SUARASULTRA.COM | KONUT – Rukun Keluarga Moronene (RKM) bersama 47 paguyuban yang bermukim di Bumi Anoa Sulawesi Tenggara (Sultra) turut memeriahkan hari jadi Kabupaten Konawe Utara (Konut) yang ke – 15 tahun 2022 melalui karnaval budaya nusantara, Senin 3 Januari 2022.
Karnaval budaya nusantara ini digelar di Wanggudu Kecamatan Asera tepatnya di halaman upacara Pemda Konawe Utara
Diketahui, Kabupaten Konawe Utara memperingati hari jadi setiap tanggal 2 Januari. Konut resmi menjadi daerah otonom pada tanggal 2 Januari tahun 2007. Konut merupakan daerah pemekaran Kabupaten Konawe.
Berdasarkan pantauan awak media ini, dari 48 paguyuban yang mengikuti karnaval budaya, sebagai suku tertua di Sultra, Moronene menempati urutan pertama pada kegiatan tersebut. Pada Karnaval Budaya Nusantara ini, Rukun Keluarga Moronene dipimpin langsung oleh Hajja Sitti Saleha, SE, M.Si Kadis Prindag Sultra selaku Ketua Kerukunan.
Saat melintas di depan tribun, panitia sempat membacakan awal mula suku Moronene. Suku Moronene adalah suku tertua yang mendiami Jazirah Sultra. Suku ini kebanyakan mendiami wilayah Kabupaten Bombana dan Suku Moronene adalah salah satu suku besar yang terdapat di Sulawesi Tenggara.
Para pakar antropologi berkeyakinan bahwa orang Moronene ini adalah penghuni pertama wilayah ini (Sultra). Mereka tergolong suku bangsa Proto Malayan (Melayu Tua) yang datang dari Hindia, pada zaman prasejarah atau zaman batu muda, kira-kira 2 ribu tahun sebelum Masehi.
Namun sekitar abad 18, mereka tergusur oleh semakin berkembangnya penduduk atau suku lain yang juga menghuni wilayah ini.
Istilah “Moronene” berasal dari kata “moro” yang berarti “serupa” dan “nene” yang berarti “pohon resam”. Pohon Resam adalah sejenis tanaman paku (pakis), yang banyak ditemukan di daerah ini. Kulit batangnya bisa dijadikan tali, sedangkan daunnya adalah pembungkus kue lemper.
Resam hidup subur di daerah lembah atau pinggiran sungai yang mengandung banyak air.
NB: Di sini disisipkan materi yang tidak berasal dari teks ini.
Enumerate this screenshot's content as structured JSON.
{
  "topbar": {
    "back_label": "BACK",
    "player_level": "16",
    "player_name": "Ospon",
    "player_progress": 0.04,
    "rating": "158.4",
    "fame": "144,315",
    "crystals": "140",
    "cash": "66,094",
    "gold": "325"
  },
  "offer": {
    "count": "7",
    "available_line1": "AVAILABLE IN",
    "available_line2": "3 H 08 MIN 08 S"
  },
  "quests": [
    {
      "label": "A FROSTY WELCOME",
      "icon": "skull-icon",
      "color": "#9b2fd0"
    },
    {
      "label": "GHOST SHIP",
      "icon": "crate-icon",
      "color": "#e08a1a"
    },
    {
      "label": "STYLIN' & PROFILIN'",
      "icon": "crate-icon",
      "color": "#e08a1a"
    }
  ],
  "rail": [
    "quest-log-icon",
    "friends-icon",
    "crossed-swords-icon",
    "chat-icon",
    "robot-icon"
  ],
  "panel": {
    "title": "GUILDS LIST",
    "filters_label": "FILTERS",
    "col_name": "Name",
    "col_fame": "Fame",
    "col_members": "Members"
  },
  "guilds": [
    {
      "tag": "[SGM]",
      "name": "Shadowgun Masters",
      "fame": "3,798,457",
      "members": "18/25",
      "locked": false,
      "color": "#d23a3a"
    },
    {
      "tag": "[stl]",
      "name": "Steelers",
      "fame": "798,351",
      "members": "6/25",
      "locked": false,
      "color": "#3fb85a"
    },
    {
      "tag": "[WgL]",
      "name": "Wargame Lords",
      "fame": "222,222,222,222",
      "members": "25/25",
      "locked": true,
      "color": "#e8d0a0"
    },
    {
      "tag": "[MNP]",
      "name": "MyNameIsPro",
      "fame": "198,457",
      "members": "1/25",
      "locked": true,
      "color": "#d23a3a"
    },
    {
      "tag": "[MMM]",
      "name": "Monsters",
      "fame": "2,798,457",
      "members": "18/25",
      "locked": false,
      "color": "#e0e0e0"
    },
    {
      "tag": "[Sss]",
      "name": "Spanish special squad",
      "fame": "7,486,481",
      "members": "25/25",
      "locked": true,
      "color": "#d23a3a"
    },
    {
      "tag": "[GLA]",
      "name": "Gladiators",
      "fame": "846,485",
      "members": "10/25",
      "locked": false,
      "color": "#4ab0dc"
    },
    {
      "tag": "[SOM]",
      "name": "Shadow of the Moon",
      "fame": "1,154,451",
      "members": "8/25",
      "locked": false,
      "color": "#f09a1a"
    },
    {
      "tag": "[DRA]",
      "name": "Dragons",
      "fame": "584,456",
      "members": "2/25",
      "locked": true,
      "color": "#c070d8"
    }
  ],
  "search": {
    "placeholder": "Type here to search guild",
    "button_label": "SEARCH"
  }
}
Daerah pemukiman suku Moronene biasanya di daerah yang banyak kawasan sumber air.
Suku Moronene adalah bangsa nomaden, yang selalu berpindah dari satu tempat ke tempat yang lain, hingga akhirnya mereka menetap di kawasan Taman Nasional Rawa Aopa Watumohai.
Kampung pemukiman suku Moronene ini tersebar di beberapa kabupaten di Sulawesi Tenggara termasuk Kota Kendari, mereka mengungsi dan bermigrasi akibat gangguan keamanan sekitar tahun 1952-1953.
Dalam pergaulan sehari-hari dijumpai bahwa pada umumnya masyarakat suku Moronene itu peramah, muda menghormati yang tua, suka menjalin persahabatan.
Beberapa istilah sopan santunnya antara lain Ampadea. berlaku sopan, contoh bila orang tua sedang berbicara, anak-anak tidak boleh ikut campur atau tidak ikut berbicara.
Setiap berkunjung ke Bombana, ada beberapa tempat menarik yang perlu dikunjungi. Salah satunya desa adat Hukaea Laea Kecamatan Lantari Jaya. Di desa ini, warganya masih memegang teguh adat istiadat.
Sesuatu yang unik di desa itu adalah sistem kekerabatan. Para wanita di Desa Hukaea ini diperbolehkan hanya bisa menikah dengan pria yang tinggal di lingkungan desa mereka. Jika diketahui ada wanita yang menikah dengan pria dari luar Desa Adat Hukaea Laea, maka tidak diizinkan tinggal di kampung adat tersebut sehingga harus keluar kampung.
Namun anehnya, itu cuma berlaku bagi wanita. Sedangkan pria diberikan kebebasan untuk mencari wanita, baik yang berasal dari Desa Adat Hukaea Laea maupun yang berasal dari luar desa.